Выбрать главу

— Какая чепуха!

— Так восклицал один милый чудак, мой школьный учитель, когда Евгешка Пинхасик или другой резвый мальчуган нес околесицу. До сих пор ты стоял меж белыми и красными и молился за обоих. Что же теперь? К чему ты намерен призывать своими холстами? К этой молитве? И ты думаешь, кто-нибудь поймет тебя?

Поймет ли кто-нибудь старого художника? Можно ли его понять, если сам он не понял себя, если он напряженно бредет по кругу, уходит и возвращается туда, откуда ушел, строит добрые миры, истину, города, утопию и тут же разрушает их.

Пинхасик прощался, стучал калиткой, смятения же оставались.

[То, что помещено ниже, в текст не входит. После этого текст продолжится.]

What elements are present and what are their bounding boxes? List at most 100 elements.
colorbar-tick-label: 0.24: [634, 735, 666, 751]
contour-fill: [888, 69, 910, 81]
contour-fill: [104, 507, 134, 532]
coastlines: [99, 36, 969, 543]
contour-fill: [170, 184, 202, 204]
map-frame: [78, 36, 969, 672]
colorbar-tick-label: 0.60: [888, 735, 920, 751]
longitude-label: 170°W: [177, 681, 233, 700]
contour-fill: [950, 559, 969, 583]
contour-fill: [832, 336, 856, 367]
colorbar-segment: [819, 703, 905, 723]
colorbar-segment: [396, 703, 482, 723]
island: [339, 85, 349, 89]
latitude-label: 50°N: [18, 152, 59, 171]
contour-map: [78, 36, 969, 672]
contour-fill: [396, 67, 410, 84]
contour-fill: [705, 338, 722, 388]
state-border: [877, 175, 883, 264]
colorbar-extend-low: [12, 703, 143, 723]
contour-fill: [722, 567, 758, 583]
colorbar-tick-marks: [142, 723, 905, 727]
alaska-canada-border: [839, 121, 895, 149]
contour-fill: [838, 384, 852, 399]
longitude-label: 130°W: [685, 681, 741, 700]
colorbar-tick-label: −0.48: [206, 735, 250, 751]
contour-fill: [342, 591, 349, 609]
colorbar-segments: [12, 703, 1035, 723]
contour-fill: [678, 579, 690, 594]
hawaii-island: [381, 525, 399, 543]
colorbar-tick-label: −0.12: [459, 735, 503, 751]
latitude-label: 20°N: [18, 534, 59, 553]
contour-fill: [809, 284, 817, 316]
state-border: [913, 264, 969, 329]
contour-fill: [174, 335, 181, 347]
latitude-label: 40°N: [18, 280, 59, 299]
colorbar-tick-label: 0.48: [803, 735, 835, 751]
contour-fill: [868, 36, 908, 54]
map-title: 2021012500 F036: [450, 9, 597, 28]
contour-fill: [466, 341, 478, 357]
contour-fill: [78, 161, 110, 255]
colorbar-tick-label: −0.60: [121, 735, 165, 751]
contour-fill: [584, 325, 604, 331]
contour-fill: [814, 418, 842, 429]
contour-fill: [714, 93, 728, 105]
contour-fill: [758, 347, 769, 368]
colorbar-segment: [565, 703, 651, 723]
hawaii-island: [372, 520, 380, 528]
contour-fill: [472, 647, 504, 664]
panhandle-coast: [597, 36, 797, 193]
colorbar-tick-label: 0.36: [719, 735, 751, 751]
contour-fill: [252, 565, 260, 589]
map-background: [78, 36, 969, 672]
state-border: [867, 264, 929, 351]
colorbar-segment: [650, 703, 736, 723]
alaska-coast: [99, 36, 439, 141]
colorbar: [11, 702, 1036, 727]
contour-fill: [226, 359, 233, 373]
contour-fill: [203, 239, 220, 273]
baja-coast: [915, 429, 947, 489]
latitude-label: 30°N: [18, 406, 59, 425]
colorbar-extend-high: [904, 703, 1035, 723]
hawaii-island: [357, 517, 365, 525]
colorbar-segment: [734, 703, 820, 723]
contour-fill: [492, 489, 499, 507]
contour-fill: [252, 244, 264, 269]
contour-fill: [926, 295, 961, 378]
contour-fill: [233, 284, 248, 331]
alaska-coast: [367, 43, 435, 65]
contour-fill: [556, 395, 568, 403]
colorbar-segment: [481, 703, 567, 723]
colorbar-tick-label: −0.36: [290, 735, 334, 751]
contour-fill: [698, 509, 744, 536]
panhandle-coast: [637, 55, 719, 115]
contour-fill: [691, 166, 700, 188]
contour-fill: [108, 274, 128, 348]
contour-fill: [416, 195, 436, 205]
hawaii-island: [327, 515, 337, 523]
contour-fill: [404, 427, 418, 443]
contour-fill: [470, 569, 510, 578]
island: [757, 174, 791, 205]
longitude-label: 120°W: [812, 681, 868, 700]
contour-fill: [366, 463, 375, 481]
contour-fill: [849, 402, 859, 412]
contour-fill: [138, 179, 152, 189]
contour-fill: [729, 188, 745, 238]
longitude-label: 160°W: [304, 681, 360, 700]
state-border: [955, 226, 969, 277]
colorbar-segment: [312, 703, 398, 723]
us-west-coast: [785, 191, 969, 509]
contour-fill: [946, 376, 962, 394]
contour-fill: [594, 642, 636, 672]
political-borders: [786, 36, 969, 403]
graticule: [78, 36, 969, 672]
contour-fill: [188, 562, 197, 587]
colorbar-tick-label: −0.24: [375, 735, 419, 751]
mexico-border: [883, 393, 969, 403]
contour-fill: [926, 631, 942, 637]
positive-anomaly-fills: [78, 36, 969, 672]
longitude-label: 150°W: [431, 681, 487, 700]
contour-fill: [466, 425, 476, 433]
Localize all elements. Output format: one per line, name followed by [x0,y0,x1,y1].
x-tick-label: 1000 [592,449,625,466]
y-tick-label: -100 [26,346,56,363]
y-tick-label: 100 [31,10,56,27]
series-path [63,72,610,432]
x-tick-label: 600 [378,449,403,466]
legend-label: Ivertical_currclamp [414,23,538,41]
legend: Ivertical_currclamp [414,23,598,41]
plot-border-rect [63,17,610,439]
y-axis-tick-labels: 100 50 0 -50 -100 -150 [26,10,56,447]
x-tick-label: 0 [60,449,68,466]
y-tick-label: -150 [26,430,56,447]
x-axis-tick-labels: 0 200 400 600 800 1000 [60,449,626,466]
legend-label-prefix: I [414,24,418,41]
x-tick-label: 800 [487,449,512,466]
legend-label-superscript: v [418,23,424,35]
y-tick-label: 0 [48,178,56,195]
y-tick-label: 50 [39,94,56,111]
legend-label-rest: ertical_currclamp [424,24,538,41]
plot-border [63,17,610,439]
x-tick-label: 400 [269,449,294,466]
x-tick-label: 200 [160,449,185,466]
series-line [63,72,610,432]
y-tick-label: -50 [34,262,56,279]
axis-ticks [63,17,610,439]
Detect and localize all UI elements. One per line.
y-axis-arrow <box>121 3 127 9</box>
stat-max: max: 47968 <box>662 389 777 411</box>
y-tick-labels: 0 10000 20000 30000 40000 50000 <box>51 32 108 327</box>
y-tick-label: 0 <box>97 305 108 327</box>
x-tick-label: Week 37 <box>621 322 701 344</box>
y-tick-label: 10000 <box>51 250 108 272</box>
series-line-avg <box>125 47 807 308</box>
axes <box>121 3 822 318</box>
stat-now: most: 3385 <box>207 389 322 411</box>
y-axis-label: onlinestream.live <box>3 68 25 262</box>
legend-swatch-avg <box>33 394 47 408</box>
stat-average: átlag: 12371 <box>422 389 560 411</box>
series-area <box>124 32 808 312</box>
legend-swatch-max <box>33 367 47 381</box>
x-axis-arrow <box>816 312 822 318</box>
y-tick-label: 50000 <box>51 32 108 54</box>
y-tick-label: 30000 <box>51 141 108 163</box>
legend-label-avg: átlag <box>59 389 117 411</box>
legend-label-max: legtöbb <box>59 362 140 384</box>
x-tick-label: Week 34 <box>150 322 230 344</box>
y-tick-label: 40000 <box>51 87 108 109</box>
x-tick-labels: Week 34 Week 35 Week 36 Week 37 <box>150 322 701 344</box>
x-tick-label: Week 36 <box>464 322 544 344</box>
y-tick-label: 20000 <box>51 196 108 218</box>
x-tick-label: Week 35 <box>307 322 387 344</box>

Чем же страшит его неостановимое нашествие красных? Кровью на улицах, которую он увидит? Русской кровью? Только русской, одной только русской? Или возмездием? Нет, возмездие ему не грозит. Да и отнять у него нечего. Жизнь? Жизнь дорога молодому. У молодого берут жизнь, у старого — старость и недуги. Боится он другого: правды, слов, вопросов. Вы действительно Савва Попов, спросят его почтительно, с удивлением? Что случилось с вами? Ведь то, что вы делали в пятом году для «Адской почты», было исполнено яда и света. Яда для деспотии, света для низов народа. Десять аршин на восемь! Полотно-колосс! Вы создали его в семнадцатом, на крутизне переворота, в бешеные мгновения одной мартовской недели. И Русь ахнула, впервые увидев себя, свои крылья во всей широте могучего размаха. Если бы сейчас вы отважились выставить этот холст на публику, тупая и шалая опричнина генерала Гикаева искромсала бы шашками и творца, и творение. С кем вы, Савва? С Россией? С какой тогда?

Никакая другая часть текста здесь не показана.